Mixed Incremental Cross-Entropy REINFORCE ICLR 2016

Other

332 stars 86 forks source link

Question regarding gradient from Reinforce Criterion #4

Closed lifelongeek closed 8 years ago

lifelongeek commented 8 years ago

First of all, thanks for sharing source code for your awesome work. I am trying to apply MIXER objective function to my model.

I am asking two questions about output gradient formula from Reinforce Criterion. (formula (11) in paper: http://arxiv.org/abs/1511.06732)

Question1) To understand full derivation of gradient, paper recommends to see "Reinforcement learning neural turing machines". Can you clarify which formulas in reference paper (http://arxiv.org/abs/1505.00521) correspond to derivation of gradient?

Question2) As far as I understand, 'T' in formula (11) is length of sequence generated by RNN. (e.g. the number of tokens RNN generates until it outputs 'End of sentence' token (=)).

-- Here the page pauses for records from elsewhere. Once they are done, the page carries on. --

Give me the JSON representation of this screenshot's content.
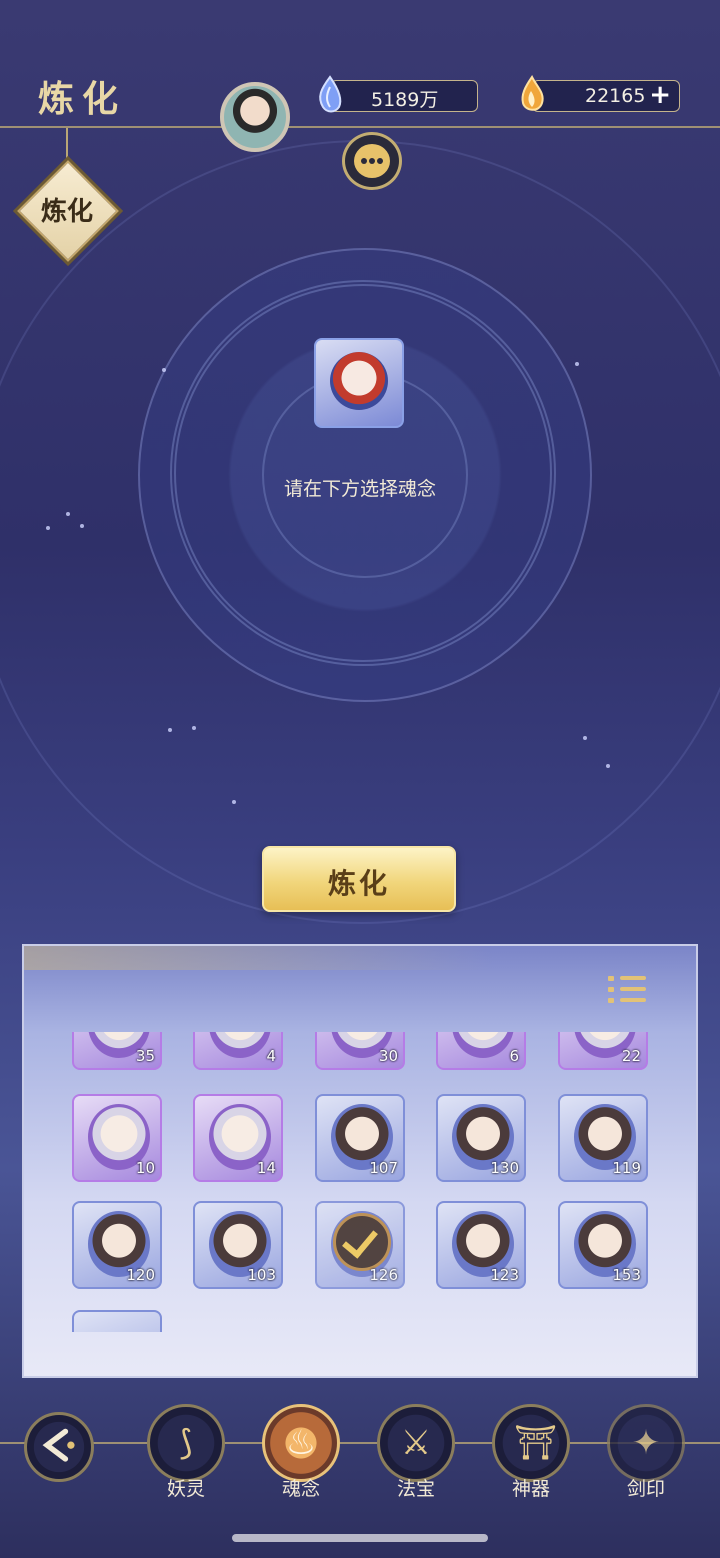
{
  "header": {
    "title": "炼化",
    "resources": [
      {
        "icon": "spirit-crystal-icon",
        "value": "5189万"
      },
      {
        "icon": "ember-icon",
        "value": "22165"
      }
    ],
    "plus_label": "+"
  },
  "side_tag": {
    "label": "炼化"
  },
  "altar": {
    "prompt": "请在下方选择魂念"
  },
  "action": {
    "refine_label": "炼化"
  },
  "inventory": {
    "rows": [
      [
        "35",
        "4",
        "30",
        "6",
        "22"
      ],
      [
        "10",
        "14",
        "107",
        "130",
        "119"
      ],
      [
        "120",
        "103",
        "126",
        "123",
        "153"
      ]
    ],
    "selected_level": "126"
  },
  "nav": {
    "items": [
      {
        "label": "妖灵",
        "icon": "fox-spirit-icon"
      },
      {
        "label": "魂念",
        "icon": "soul-flame-icon"
      },
      {
        "label": "法宝",
        "icon": "magic-treasure-icon"
      },
      {
        "label": "神器",
        "icon": "artifact-pagoda-icon"
      },
      {
        "label": "剑印",
        "icon": "sword-seal-icon"
      }
    ],
    "active": "魂念"
  },
  "colors": {
    "accent_gold": "#e2c277",
    "panel_blue": "#7f8fd8",
    "rare_purple": "#b57ce6"
  }
}
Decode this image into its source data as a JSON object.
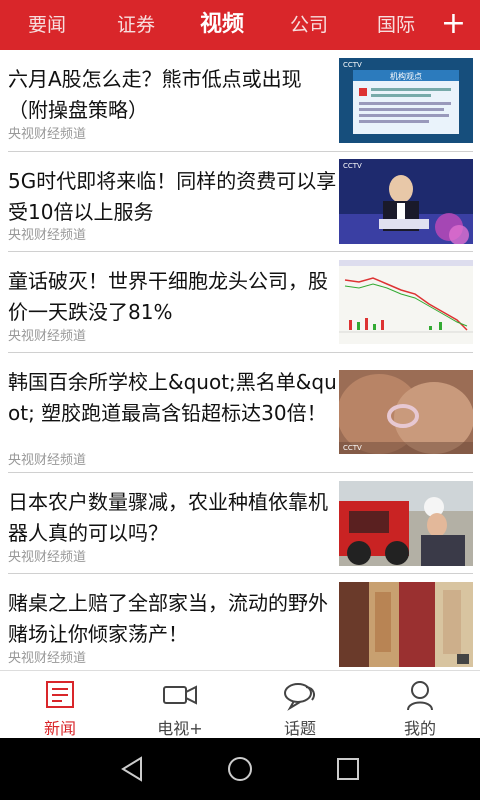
{
  "colors": {
    "brand_red": "#d9262a",
    "text": "#111111",
    "muted": "#999999"
  },
  "top_tabs": [
    {
      "label": "要闻"
    },
    {
      "label": "证券"
    },
    {
      "label": "视频"
    },
    {
      "label": "公司"
    },
    {
      "label": "国际"
    }
  ],
  "top_add_icon": "plus-icon",
  "articles": [
    {
      "title": "六月A股怎么走？熊市低点或出现（附操盘策略）",
      "source": "央视财经频道",
      "thumb_text": {
        "logo": "CCTV",
        "heading": "机构观点"
      }
    },
    {
      "title": "5G时代即将来临！同样的资费可以享受10倍以上服务",
      "source": "央视财经频道",
      "thumb_text": {
        "logo": "CCTV"
      }
    },
    {
      "title": "童话破灭！世界干细胞龙头公司，股价一天跌没了81%",
      "source": "央视财经频道",
      "thumb_text": {}
    },
    {
      "title": "韩国百余所学校上&quot;黑名单&quot; 塑胶跑道最高含铅超标达30倍！",
      "source": "央视财经频道",
      "thumb_text": {
        "logo": "CCTV"
      }
    },
    {
      "title": "日本农户数量骤减，农业种植依靠机器人真的可以吗？",
      "source": "央视财经频道",
      "thumb_text": {}
    },
    {
      "title": "赌桌之上赔了全部家当，流动的野外赌场让你倾家荡产！",
      "source": "央视财经频道",
      "thumb_text": {}
    }
  ],
  "bottom_nav": [
    {
      "label": "新闻",
      "icon": "newspaper-icon",
      "active": true
    },
    {
      "label": "电视+",
      "icon": "video-camera-icon",
      "active": false
    },
    {
      "label": "话题",
      "icon": "chat-bubbles-icon",
      "active": false
    },
    {
      "label": "我的",
      "icon": "user-icon",
      "active": false
    }
  ],
  "system_nav": [
    {
      "icon": "back-icon"
    },
    {
      "icon": "home-icon"
    },
    {
      "icon": "recents-icon"
    }
  ]
}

When t = T in formula (11), how can we calculate r(T+1)? Here is My guess: r(T+1) comes at time step, where input of RNN is . Is this right?

I really appreciate your help. Thank you :)

ranzato commented 8 years ago

1) I was referring to the formulas in the middle of page 5 and page 12 of http://arxiv.org/pdf/1505.00521v3.pdf which essentially take the gradient w.r.t. to the expected reward. 2) Yes, T is the length of the generated sequence. I assume that the model will take T inputs (w_1...w_T) and predict T outputs (w2....w{T+1}) where w_{T+1} is the special end of sentence token. I realize that the notation may be confusing, hopefully the code clarifies these boundary conditions.

eriche2016 commented 8 years ago

Hi, i also a question in equation (11) section part. you say that when r > r{t+1}, the model encourages to select w{t+1}^g, what does this mean? can you give me some intuitive sense on this?

ranzato commented 8 years ago

Math says that the bias term in that equation is used to reduce the variance of the estimator of the true gradient (and the variance is large since we only sample one trajectory).

In addition to that, my interpretation is as follows: you can see the scalar (r - \bar(r)_{t+1}) as changing the sign of the (usual) cross-entropy gradient. In particular, if you observed a reward "r" greater than what you expected, then the sign is positive. This means that you reinforce the choice of words you made. Vice versa, if the reward is lower than what you expected, then the sign is negative - thereby discouraging the model from making that choice of words again. The excpected reward (which we train as an additional "head" in our RNN) takes the role of the "critique" (baseline you want to beat, but note that this baseline changes as you keep training your model).